Narodo lantas turun ke gua di gunung Indrokilo sambil membawa hadiah untuk Arjuno berupa sebuah panah pusaka. Kepada Arjuno disampaikan bahwa dia ditakdirkan sebagai satria dengan tugas utama menjaga keamanan, melindungi rakyatnya dan menegakkan keadilan serta kebenaran. Itulah sebabnya dia diberi senjata sakti tersebut. Kemudian dia ditugaskan mempertahankan istana para dewa di kahyangan Jonggring salaka yang sedang diserang bangsa raksasa di bawah pimpinan raja Niwata kawaca. Namun sebelumnya Arjuno harus melindungi warga lerang gunung itu yang sedang diancam bahaya. Narodo juga berjanji Arjuno akan diberi hadiah tujuh bidadari tercantik di kahyangan yang pernah ditugasi menggodanya.
Setelah terkabul permohonannya Arjuno turun gunung untuk melaksanakan tugas mulianya. Tidak lama kemudian dia sampai ke desa di lereng gunung Indrokilo. Desa itu sudah sepi, tidak ada orang berani keluar rumah karena sudah beberapa lama diganggu oleh seekor _celeng_ (babi hutan) yang ganas. Celeng itu tidak hanya memakan hasil pertanian mereka tapi juga menyerang manusia. Sudah banyak korban yang jatuh. Warga juga sudah mencoba melawan dengan senjata tajam. Tapi _celeng_ itu selalu menang meskipun dikeroyok rame rame.
Arjuno mengelilingi desa itu untuk mencari _celeng_ pengganggu. Tidak lama kemudian dia melihat dari jauh seekor _celeng_ berlari mendatanginya. _Celeng_ itu bukan sembarang _celeng_ tapi _celeng_ yang besar sekali dan buas sekali. Sejatinya dia adalah jelmaan seorang raksasa. Dengan cepat Arjuno melepaskan panah saktinya yang baru saja didapat dari Betoro Narodo.

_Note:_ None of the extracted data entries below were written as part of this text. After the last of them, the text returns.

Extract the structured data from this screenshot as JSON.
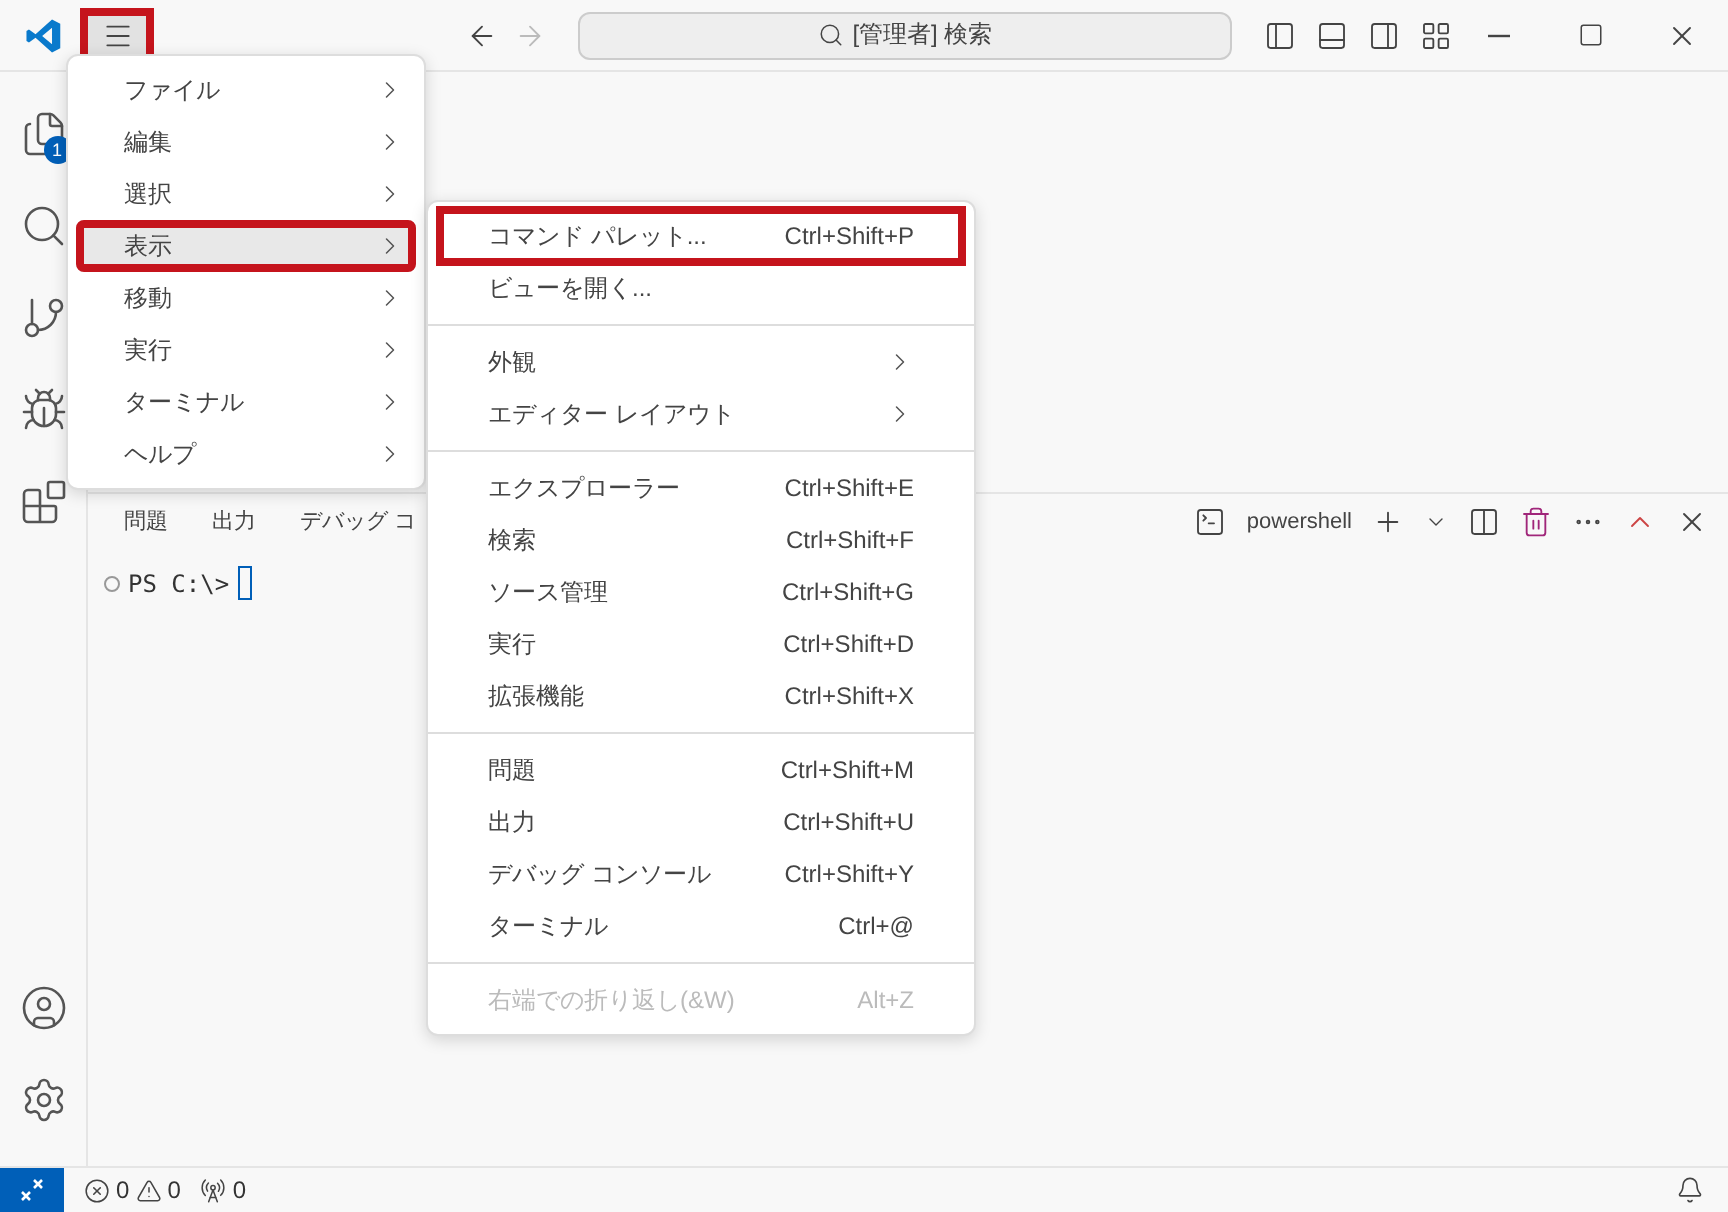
{
  "title_bar": {
    "menu_button": {
      "highlighted": true
    },
    "search": {
      "placeholder": "[管理者] 検索"
    }
  },
  "activity_bar": {
    "badge": "1"
  },
  "main_menu": [
    {
      "label": "ファイル",
      "selected": false,
      "highlighted": false
    },
    {
      "label": "編集",
      "selected": false,
      "highlighted": false
    },
    {
      "label": "選択",
      "selected": false,
      "highlighted": false
    },
    {
      "label": "表示",
      "selected": true,
      "highlighted": true
    },
    {
      "label": "移動",
      "selected": false,
      "highlighted": false
    },
    {
      "label": "実行",
      "selected": false,
      "highlighted": false
    },
    {
      "label": "ターミナル",
      "selected": false,
      "highlighted": false
    },
    {
      "label": "ヘルプ",
      "selected": false,
      "highlighted": false
    }
  ],
  "submenu": {
    "sections": [
      [
        {
          "kind": "command",
          "label": "コマンド パレット...",
          "shortcut": "Ctrl+Shift+P",
          "highlighted": true,
          "disabled": false
        },
        {
          "kind": "command",
          "label": "ビューを開く...",
          "highlighted": false,
          "disabled": false
        }
      ],
      [
        {
          "kind": "submenu",
          "label": "外観",
          "highlighted": false,
          "disabled": false
        },
        {
          "kind": "submenu",
          "label": "エディター レイアウト",
          "highlighted": false,
          "disabled": false
        }
      ],
      [
        {
          "kind": "command",
          "label": "エクスプローラー",
          "shortcut": "Ctrl+Shift+E",
          "highlighted": false,
          "disabled": false
        },
        {
          "kind": "command",
          "label": "検索",
          "shortcut": "Ctrl+Shift+F",
          "highlighted": false,
          "disabled": false
        },
        {
          "kind": "command",
          "label": "ソース管理",
          "shortcut": "Ctrl+Shift+G",
          "highlighted": false,
          "disabled": false
        },
        {
          "kind": "command",
          "label": "実行",
          "shortcut": "Ctrl+Shift+D",
          "highlighted": false,
          "disabled": false
        },
        {
          "kind": "command",
          "label": "拡張機能",
          "shortcut": "Ctrl+Shift+X",
          "highlighted": false,
          "disabled": false
        }
      ],
      [
        {
          "kind": "command",
          "label": "問題",
          "shortcut": "Ctrl+Shift+M",
          "highlighted": false,
          "disabled": false
        },
        {
          "kind": "command",
          "label": "出力",
          "shortcut": "Ctrl+Shift+U",
          "highlighted": false,
          "disabled": false
        },
        {
          "kind": "command",
          "label": "デバッグ コンソール",
          "shortcut": "Ctrl+Shift+Y",
          "highlighted": false,
          "disabled": false
        },
        {
          "kind": "command",
          "label": "ターミナル",
          "shortcut": "Ctrl+@",
          "highlighted": false,
          "disabled": false
        }
      ],
      [
        {
          "kind": "command",
          "label": "右端での折り返し(&W)",
          "shortcut": "Alt+Z",
          "highlighted": false,
          "disabled": true
        }
      ]
    ]
  },
  "panel": {
    "tabs": [
      {
        "label": "問題",
        "selected": false
      },
      {
        "label": "出力",
        "selected": false
      },
      {
        "label": "デバッグ コ",
        "selected": false
      }
    ],
    "terminal_name": "powershell",
    "prompt": "PS C:\\>"
  },
  "status_bar": {
    "errors": "0",
    "warnings": "0",
    "ports": "0"
  }
}
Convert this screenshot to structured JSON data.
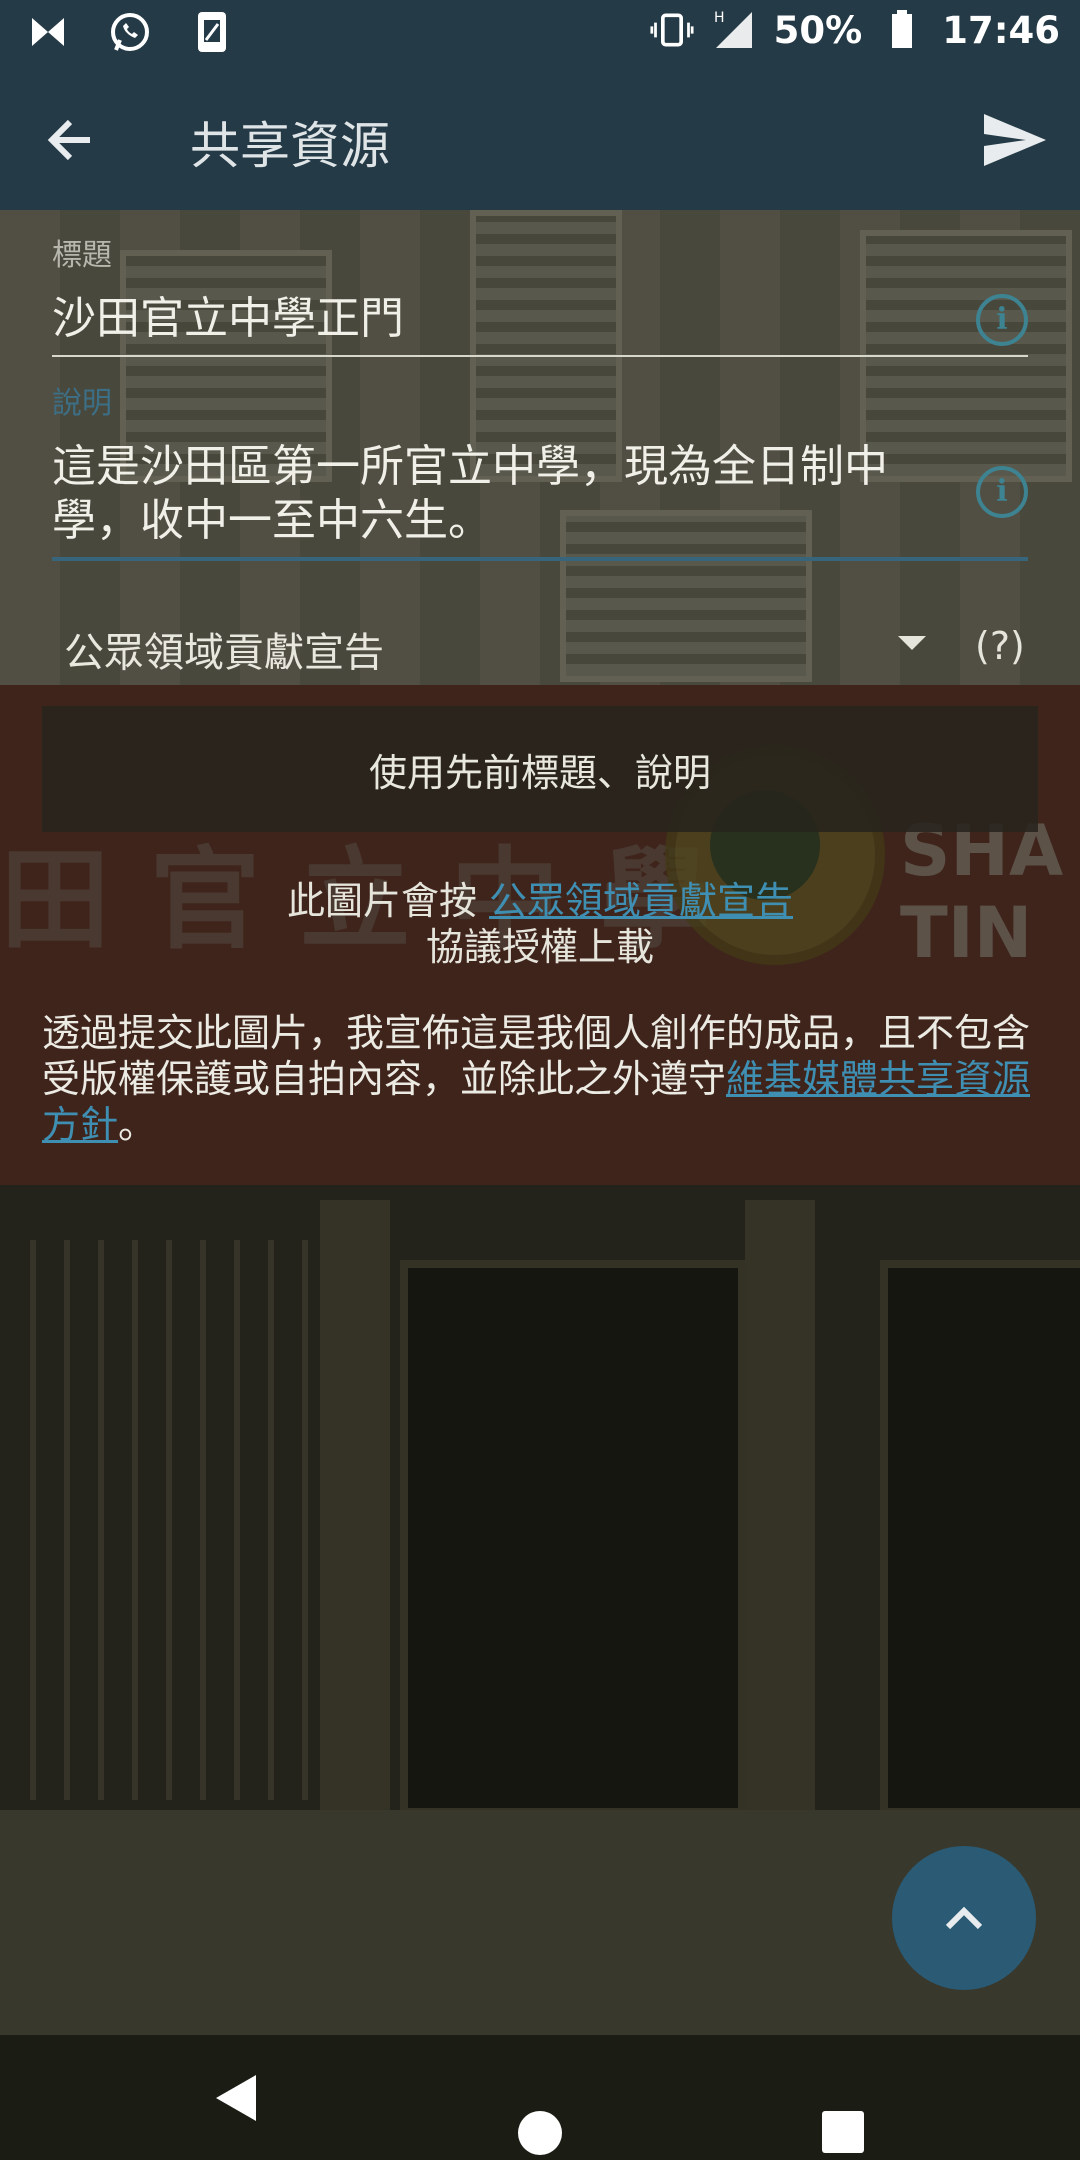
{
  "status_bar": {
    "battery": "50%",
    "time": "17:46",
    "network_type": "H",
    "icons": [
      "cross-app-icon",
      "whatsapp-icon",
      "sim-icon",
      "vibrate-icon",
      "signal-icon",
      "battery-icon"
    ]
  },
  "app_bar": {
    "title": "共享資源"
  },
  "form": {
    "title_label": "標題",
    "title_value": "沙田官立中學正門",
    "description_label": "說明",
    "description_value": "這是沙田區第一所官立中學，現為全日制中學，收中一至中六生。",
    "license_selected": "公眾領域貢獻宣告",
    "help_text": "(?)",
    "use_previous_button": "使用先前標題、說明",
    "license_note_prefix": "此圖片會按 ",
    "license_note_link": "公眾領域貢獻宣告",
    "license_note_suffix": "協議授權上載",
    "declaration_text": "透過提交此圖片，我宣佈這是我個人創作的成品，且不包含受版權保護或自拍內容，並除此之外遵守",
    "declaration_link": "維基媒體共享資源方針",
    "declaration_end": "。"
  },
  "photo_sign": {
    "chinese": "田官立中學",
    "english": "SHA TIN"
  },
  "colors": {
    "app_bar": "#253a47",
    "accent": "#3e8391",
    "link": "#3f8fb3",
    "fab": "#2a5a74"
  }
}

Arjuno adalah murid terbaik Begawan Durno yang sudah menguasai ilmu _Sirwendo_ alias ilmu membidik dan dia juga juara panahan di Ngestino. Tidak ada kesulitan buatnya membidik _celeng_ yang sedang berlari ke arahnya. Panah itu tepat mengenai _celeng_ yang lantas jatuh sambil mengeluarkan suara keras lalu mati. Arjuno berlari mendatangi celeng tersebut untuk mencabut anak panahnya. Namun ketika sudah di depan _celeng_ dia terkejut melihat ada dua anak panah tertancap di badan _celeng_. Lebih terkejut lagi ketika mendadak terdengar suara seseorang dari arah lain. Di sana berdiri seorang satria gagah memegang busur. Dia mengatakan bahwa anak panahnyalah yang tepat mengenai jantung _celeng_ sehingga mati seketika. Arjuno tidak terima. Dia juga mengatakan anak panahnyalah yang lebih dulu mengenai _celeng_ maka dialah yang membunuh _celeng_ tersebut.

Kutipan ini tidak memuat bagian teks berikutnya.